WTI crude oil price forecast: Consolidation near $62 tests breakout as diplomacy tempers risk premium

WTI crude oil price forecast: Consolidation near $62 tests breakout as diplomacy tempers risk premium
WTI crude consolidates near key $62 support

​WTI crude oil traded at $62.48 per barrel, up 0.31%, as prices steadied in a tight range following recent losses. The market is balancing tentative diplomatic progress in key geopolitical flashpoints against persistent concerns about oversupply and rising production.

Highlights

  • WTI trades near $62.48 as prices consolidate after failing above $66.
  • Key support sits at $61–62 amid a dense cluster of moving averages.
  • Diplomatic progress with Iran tempers risk premium while supply risks rise.

After rallying sharply from December lows near $55 to early February highs around $67, crude has entered a period of hesitation. Traders are now awaiting fresh inventory data and clearer geopolitical direction before committing to the next move.

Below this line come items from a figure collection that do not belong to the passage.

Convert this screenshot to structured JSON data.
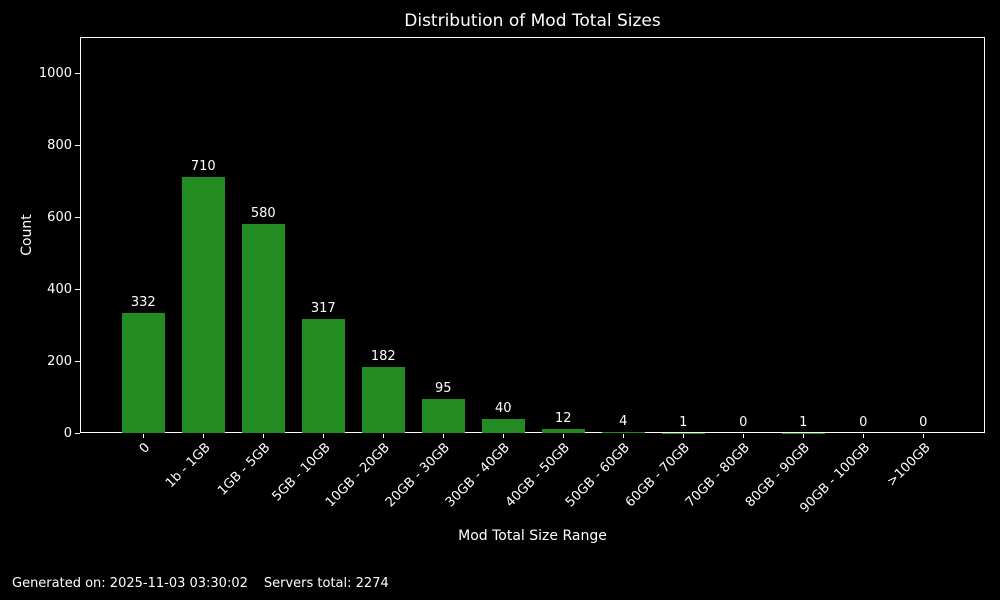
{
  "chart_data": {
    "type": "bar",
    "title": "Distribution of Mod Total Sizes",
    "xlabel": "Mod Total Size Range",
    "ylabel": "Count",
    "categories": [
      "0",
      "1b - 1GB",
      "1GB - 5GB",
      "5GB - 10GB",
      "10GB - 20GB",
      "20GB - 30GB",
      "30GB - 40GB",
      "40GB - 50GB",
      "50GB - 60GB",
      "60GB - 70GB",
      "70GB - 80GB",
      "80GB - 90GB",
      "90GB - 100GB",
      ">100GB"
    ],
    "values": [
      332,
      710,
      580,
      317,
      182,
      95,
      40,
      12,
      4,
      1,
      0,
      1,
      0,
      0
    ],
    "ylim": [
      0,
      1100
    ],
    "yticks": [
      0,
      200,
      400,
      600,
      800,
      1000
    ],
    "x_tick_rotation": 45,
    "grid": false,
    "legend": null,
    "bar_labels_shown": true,
    "colors": {
      "bar": "#228B22",
      "background": "#000000",
      "text": "#ffffff",
      "spine": "#ffffff"
    }
  },
  "footer": {
    "generated": "Generated on: 2025-11-03 03:30:02",
    "servers_total": "Servers total: 2274"
  }
}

Technical structure tests February breakout

From a chart perspective, WTI is hovering just above a critical confluence zone. The 50-day EMA at $62.64, 100-day EMA at $61.25, 200-day EMA at $62.62, and longer 200-day MA at $61.11 are tightly compressed between $61.50 and $62.75. This cluster often precedes a decisive directional move.

WTI price dynamics (Source: TradingView)

Bollinger Bands show the middle band at $63.05, with the upper band at $66.20 and the lower band at $59.89, placing current prices in the lower-middle of the recent range. The key question is whether February’s break above a long-standing descending trendline was sustainable or a false breakout.

A firm close below $61 would signal a meaningful technical setback and expose $58–60. Conversely, a rebound toward $64–65 would suggest the pullback is a consolidation within a broader recovery trend.

Diplomacy and supply shape fundamentals

On the fundamental side, cautious optimism surrounds reports that Iran and the U.S. have reached a preliminary understanding on guiding principles to address their nuclear dispute. While a final agreement remains distant, even incremental progress reduces the immediate risk of supply disruptions through the Strait of Hormuz, which carries roughly 20% of global oil flows.

At the same time, military signaling persists. Iran temporarily closed sections of the Strait for drills, and the U.S. continues to maintain two carrier groups in the region, underscoring that tensions remain elevated despite diplomatic engagement.

Separately, U.S.-mediated discussions between Ukraine and Russia are proceeding, though expectations for rapid breakthroughs are limited. Any tangible progress in either arena would likely remove additional geopolitical risk premium from oil prices.

Meanwhile, supply-side pressures are intensifying. Kazakhstan’s Tengiz field is ramping output following January’s suspension, adding barrels to a market already grappling with surplus projections. Recent inventory builds have raised fresh concerns about demand strength, making upcoming API and EIA data critical for short-term direction.

Outlook remains range-bound

WTI faces a pivotal moment near $61–62 support, with resistance at $64–65. Diplomatic developments may ease geopolitical tension, but rising output and stockpile concerns continue to limit upside momentum.

As previously discussed, crude’s February breakout shifted the technical narrative, yet failure to hold above $65 has reopened the debate over whether the recovery is durable. Until a decisive catalyst emerges, prices are likely to remain confined between $60 and $65.